Lavin M F, Khanna K K
The Queensland Cancer Fund Research Unit, The Queensland Institute of Medical Research, Brisbane, Australia.
Int J Radiat Biol. 1999 Oct;75(10):1201-14. doi: 10.1080/095530099139359.
To provide an update on the product of the ATM gene mutated in the human genetic disorder ataxia-telangiectasia (A-T).
The product of the ATM gene mutated in the human genetic disorder A-T is a 350 kDa protein that plays a central role in the regulation of a number of cellular processes. It is a member of the phosphatidylinositol 3-kinase superfamily, but is more likely a protein kinase similar to another member of that family, i.e. DNA-dependent protein kinase (DNA-PK). A-T cells and fibroblasts derived from the atm -/- mouse are hypersensitive to ionizing radiation and defective in cell cycle checkpoint control. At present the nature of the lesion in damaged DNA recognized by ATM remains uncertain, but it is evident that a small number of residual strand breaks remain unrepaired in A-T cells, which may well account for the radiosensitivity. On the other hand, considerable progress has been achieved in delineating the role of ATM in cell cycle checkpoint control. Defects are observed at all cell cycle checkpoints in A-T cells post-irradiation. At the G1 /S interface ATM has been shown to play a central role in radiation-induced activation of the tumour suppressor gene product p53. ATM binds to p53 in a complex fashion and activates the molecule in response to breaks in DNA by phosphorylating it at serine 15 close to the N-terminus and by controlling other phosphorylation and dephosphorylation changes on the molecule. This in turn leads to the induction of p21/WAF1 and other p53 effector proteins before inhibition of cyclin-dependent kinase activity and G1 arrest. Emerging evidence supports a direct role for ATM at other cell cycle checkpoints. Other proteins interacting with ATM include c-Abl a protein tyrosine kinase, beta-adaptin an endosomal protein and p21 a downstream effector of p53. The significance of these interactions is currently being investigated. ATM also plays an important role in the regulation and surveillance of meiotic progression. The localization of ATM to both the nucleus and other subcellular organelles implicates this molecule in a myriad of cellular processes.

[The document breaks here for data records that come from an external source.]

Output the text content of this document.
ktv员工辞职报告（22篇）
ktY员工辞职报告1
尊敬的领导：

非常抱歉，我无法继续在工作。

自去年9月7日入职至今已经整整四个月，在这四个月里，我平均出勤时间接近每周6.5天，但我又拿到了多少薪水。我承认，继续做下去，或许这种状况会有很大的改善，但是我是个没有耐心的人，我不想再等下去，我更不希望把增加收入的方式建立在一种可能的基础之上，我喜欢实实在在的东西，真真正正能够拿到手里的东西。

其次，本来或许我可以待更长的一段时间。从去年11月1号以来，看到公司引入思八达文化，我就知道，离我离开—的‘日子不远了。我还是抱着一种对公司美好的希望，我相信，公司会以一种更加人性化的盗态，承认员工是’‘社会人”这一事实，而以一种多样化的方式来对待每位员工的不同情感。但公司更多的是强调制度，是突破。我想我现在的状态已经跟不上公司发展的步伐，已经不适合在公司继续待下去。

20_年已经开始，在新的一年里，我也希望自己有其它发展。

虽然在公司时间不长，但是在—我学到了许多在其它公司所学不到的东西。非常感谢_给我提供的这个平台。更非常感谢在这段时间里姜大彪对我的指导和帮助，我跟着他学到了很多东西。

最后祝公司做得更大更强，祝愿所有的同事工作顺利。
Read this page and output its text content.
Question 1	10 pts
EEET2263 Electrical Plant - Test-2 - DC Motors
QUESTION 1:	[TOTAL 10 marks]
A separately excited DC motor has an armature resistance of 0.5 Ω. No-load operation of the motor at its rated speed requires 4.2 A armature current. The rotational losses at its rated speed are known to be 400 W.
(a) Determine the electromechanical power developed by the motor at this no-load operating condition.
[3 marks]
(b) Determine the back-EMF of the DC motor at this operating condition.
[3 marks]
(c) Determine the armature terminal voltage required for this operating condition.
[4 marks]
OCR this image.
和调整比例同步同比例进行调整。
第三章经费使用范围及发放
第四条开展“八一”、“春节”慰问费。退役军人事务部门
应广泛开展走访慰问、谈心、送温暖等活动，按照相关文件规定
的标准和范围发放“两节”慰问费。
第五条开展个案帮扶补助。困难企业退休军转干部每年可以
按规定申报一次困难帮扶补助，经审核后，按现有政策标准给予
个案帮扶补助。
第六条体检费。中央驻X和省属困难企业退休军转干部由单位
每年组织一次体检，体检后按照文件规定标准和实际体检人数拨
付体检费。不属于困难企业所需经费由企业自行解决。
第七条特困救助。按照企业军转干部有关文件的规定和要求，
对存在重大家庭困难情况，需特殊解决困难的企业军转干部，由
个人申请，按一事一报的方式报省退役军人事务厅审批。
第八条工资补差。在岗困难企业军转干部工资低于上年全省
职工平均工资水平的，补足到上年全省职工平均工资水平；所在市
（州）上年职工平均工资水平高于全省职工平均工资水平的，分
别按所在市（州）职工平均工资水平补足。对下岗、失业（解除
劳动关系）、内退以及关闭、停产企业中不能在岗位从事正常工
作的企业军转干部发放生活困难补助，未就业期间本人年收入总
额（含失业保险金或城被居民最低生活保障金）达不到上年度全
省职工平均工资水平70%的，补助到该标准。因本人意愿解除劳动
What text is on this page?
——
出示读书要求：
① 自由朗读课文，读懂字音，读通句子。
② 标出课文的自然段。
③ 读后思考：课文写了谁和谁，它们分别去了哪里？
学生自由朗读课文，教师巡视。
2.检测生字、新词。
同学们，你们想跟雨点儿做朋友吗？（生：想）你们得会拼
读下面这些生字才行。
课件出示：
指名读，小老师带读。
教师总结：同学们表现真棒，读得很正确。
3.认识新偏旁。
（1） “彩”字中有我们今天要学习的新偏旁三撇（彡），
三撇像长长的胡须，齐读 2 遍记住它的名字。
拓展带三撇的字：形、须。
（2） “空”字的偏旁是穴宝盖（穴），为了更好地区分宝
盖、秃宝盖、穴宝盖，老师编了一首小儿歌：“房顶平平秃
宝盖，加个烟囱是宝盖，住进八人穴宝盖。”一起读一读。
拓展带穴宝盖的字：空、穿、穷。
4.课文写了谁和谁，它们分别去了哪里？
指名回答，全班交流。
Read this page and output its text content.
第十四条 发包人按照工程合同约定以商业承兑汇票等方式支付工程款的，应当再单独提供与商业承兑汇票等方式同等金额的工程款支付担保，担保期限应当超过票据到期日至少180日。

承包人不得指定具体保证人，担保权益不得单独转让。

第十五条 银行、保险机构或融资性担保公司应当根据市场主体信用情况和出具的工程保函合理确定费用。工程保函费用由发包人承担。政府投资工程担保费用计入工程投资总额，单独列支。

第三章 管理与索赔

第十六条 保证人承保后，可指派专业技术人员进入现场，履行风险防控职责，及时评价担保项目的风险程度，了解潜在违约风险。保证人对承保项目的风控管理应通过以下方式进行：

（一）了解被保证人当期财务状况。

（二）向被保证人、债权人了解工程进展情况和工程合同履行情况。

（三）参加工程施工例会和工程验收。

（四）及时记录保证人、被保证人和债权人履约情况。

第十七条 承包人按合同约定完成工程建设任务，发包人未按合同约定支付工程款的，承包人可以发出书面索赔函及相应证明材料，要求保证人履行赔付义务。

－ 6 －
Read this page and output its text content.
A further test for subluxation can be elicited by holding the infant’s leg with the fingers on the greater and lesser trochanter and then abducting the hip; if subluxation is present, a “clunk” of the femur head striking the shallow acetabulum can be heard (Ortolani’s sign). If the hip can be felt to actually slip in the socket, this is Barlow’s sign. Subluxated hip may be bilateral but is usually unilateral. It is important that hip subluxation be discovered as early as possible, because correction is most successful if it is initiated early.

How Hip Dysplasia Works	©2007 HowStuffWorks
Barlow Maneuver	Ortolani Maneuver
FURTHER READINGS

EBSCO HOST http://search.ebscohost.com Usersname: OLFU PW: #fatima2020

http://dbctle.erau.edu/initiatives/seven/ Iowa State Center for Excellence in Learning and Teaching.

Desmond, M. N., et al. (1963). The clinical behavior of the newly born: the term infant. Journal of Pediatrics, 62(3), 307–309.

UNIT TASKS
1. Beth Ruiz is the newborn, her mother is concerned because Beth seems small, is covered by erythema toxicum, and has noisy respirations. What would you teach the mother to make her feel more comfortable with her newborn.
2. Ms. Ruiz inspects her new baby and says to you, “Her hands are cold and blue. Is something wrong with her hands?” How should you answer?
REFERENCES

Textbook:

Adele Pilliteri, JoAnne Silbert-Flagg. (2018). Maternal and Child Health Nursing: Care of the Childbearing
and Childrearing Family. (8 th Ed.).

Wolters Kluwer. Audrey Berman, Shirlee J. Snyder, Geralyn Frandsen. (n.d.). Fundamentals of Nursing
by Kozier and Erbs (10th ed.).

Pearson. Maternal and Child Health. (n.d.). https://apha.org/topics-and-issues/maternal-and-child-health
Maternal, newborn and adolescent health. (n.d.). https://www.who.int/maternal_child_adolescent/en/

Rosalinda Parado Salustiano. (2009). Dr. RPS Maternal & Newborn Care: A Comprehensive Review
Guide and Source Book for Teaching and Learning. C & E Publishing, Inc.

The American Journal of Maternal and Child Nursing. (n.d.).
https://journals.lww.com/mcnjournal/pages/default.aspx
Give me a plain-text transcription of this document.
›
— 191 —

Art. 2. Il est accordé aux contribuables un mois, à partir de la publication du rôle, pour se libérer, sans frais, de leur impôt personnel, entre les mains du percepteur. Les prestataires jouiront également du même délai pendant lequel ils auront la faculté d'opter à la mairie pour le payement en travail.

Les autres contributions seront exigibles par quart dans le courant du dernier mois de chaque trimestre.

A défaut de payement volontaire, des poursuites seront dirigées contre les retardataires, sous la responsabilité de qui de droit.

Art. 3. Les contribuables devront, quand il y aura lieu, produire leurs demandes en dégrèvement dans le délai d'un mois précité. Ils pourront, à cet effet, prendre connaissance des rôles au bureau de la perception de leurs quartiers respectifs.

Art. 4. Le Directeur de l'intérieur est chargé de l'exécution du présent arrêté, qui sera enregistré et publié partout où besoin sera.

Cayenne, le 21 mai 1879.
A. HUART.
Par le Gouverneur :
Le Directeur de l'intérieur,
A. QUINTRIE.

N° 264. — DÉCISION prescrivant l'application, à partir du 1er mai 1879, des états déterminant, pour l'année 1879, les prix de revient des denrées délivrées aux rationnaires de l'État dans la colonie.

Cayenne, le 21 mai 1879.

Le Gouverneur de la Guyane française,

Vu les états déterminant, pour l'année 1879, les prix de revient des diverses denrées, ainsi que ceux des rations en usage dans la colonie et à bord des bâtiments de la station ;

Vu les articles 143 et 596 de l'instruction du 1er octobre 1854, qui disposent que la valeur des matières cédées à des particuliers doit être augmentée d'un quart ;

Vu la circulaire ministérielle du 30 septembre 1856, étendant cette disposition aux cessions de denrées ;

ATM is involved in DNA damage recognition and cell cycle control in response to ionizing radiation damage. There is evidence that ATM may also have a more general signalling role.
提供关于在人类遗传性疾病共济失调毛细血管扩张症(A-T)中发生突变的ATM基因产物的最新信息。
在人类遗传性疾病A-T中发生突变的ATM基因产物是一种350 kDa的蛋白质,它在许多细胞过程的调节中起核心作用。它是磷脂酰肌醇3激酶超家族的成员,但更可能是一种蛋白激酶,类似于该家族的另一个成员,即DNA依赖性蛋白激酶(DNA-PK)。来自atm-/-小鼠的A-T细胞和成纤维细胞对电离辐射高度敏感,并且在细胞周期检查点控制方面存在缺陷。目前,ATM识别的受损DNA损伤的性质仍不确定,但很明显,A-T细胞中仍有少量残留的链断裂未得到修复,这很可能是放射敏感性的原因。另一方面,在描绘ATM在细胞周期检查点控制中的作用方面已经取得了相当大的进展。照射后A-T细胞的所有细胞周期检查点都观察到缺陷。在G1/S界面,ATM已被证明在辐射诱导的肿瘤抑制基因产物p53的激活中起核心作用。ATM以复杂的方式与p53结合,并通过在靠近N端的丝氨酸15处磷酸化p53以及控制该分子上的其他磷酸化和去磷酸化变化来响应DNA断裂而激活该分子。这反过来又导致在抑制细胞周期蛋白依赖性激酶活性和G1期停滞之前诱导p21/WAF1和其他p53效应蛋白。新出现的证据支持ATM在其他细胞周期检查点的直接作用。与ATM相互作用的其他蛋白质包括蛋白酪氨酸激酶c-Abl、内体蛋白β-衔接蛋白和p53的下游效应物p21。目前正在研究这些相互作用的意义。ATM在减数分裂进程的调节和监测中也起重要作用。ATM定位于细胞核和其他亚细胞器,这表明该分子参与了无数的细胞过程。
ATM参与了对电离辐射损伤的DNA损伤识别和细胞周期控制。有证据表明ATM可能还具有更普遍的信号作用。